In the 1980s, there was a strong swing back toward the earlier view, as the failure of heredity to explain most variation in occlusion and jaw proportions was appreciated and as the new theories of growth control indicated how environmental influences could operate by altering posture. The earlier concept that jaw function is related to the development of malocclusion was revived and strengthened, both by the evidence against simple inheritance and by a more optimistic view of the extent to which the human skeleton can be altered. Clinical applications, some already recognized as unfortunate, reflected extreme optimism about arch expansion and growth modification.
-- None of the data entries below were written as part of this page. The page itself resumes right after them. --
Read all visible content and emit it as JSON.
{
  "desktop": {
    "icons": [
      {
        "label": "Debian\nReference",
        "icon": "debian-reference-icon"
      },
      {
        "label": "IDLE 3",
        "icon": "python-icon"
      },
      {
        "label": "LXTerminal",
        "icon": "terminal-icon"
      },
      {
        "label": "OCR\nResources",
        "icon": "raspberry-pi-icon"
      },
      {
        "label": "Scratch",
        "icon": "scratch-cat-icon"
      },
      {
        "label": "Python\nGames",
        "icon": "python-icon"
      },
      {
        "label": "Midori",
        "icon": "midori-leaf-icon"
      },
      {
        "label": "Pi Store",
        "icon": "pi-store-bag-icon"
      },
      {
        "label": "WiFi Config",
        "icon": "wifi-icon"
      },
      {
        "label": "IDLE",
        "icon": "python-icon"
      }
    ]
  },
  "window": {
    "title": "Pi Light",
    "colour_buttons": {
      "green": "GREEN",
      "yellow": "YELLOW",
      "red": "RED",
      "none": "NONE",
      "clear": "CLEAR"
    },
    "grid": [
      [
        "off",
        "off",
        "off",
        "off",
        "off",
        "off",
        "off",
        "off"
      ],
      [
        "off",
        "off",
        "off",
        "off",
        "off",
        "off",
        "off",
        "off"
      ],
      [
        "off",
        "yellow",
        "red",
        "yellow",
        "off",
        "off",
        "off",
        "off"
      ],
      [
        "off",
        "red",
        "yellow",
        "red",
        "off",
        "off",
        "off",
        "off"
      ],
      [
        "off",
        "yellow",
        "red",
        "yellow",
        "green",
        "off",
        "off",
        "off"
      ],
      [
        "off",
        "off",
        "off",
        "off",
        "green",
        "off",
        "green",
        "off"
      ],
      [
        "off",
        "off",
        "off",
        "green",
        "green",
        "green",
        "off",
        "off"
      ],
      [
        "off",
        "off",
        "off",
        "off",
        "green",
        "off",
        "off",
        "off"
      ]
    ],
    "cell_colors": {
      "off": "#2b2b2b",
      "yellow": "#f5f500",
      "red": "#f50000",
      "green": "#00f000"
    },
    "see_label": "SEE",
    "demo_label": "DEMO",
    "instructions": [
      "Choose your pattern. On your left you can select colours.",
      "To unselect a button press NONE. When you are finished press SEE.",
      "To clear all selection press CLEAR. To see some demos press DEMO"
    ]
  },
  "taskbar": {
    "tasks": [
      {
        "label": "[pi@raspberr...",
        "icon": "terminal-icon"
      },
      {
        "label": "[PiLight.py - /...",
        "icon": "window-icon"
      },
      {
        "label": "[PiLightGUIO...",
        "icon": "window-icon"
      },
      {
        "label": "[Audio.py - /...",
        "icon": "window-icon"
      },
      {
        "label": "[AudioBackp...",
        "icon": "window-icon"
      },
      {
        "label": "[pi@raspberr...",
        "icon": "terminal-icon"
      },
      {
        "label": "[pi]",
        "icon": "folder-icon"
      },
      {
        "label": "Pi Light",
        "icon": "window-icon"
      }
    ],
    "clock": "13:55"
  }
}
As the twenty-first century moves ahead, a more balanced view seems to be emerging. Contemporary research has refuted the simplistic picture of malocclusion as resulting from independent inheritance of dental and facial characteristics, but the research findings consistently have shown also that there are no simple explanations for malocclusion in terms of oral function. Mouth breathing, tongue thrusting, soft diet, sleeping posture—none of these can be regarded as the sole or even the major reason for most malocclusions. Along the same lines, it is fair to say that the research has not yet clarified the precise role of heredity as an etiologic agent for malocclusion. The relatively high heritability of craniofacial dimensions and the relatively low heritability of dental arch variations now have been established, but exactly how this relates to the etiologic process of malocclusions that have both skeletal and dental components remains unknown. Conclusions about the etiology of most orthodontic problems are difficult because several interacting factors probably played a role. At least, at this point we are more aware of how much we really do not yet know about the etiology of orthodontic problems.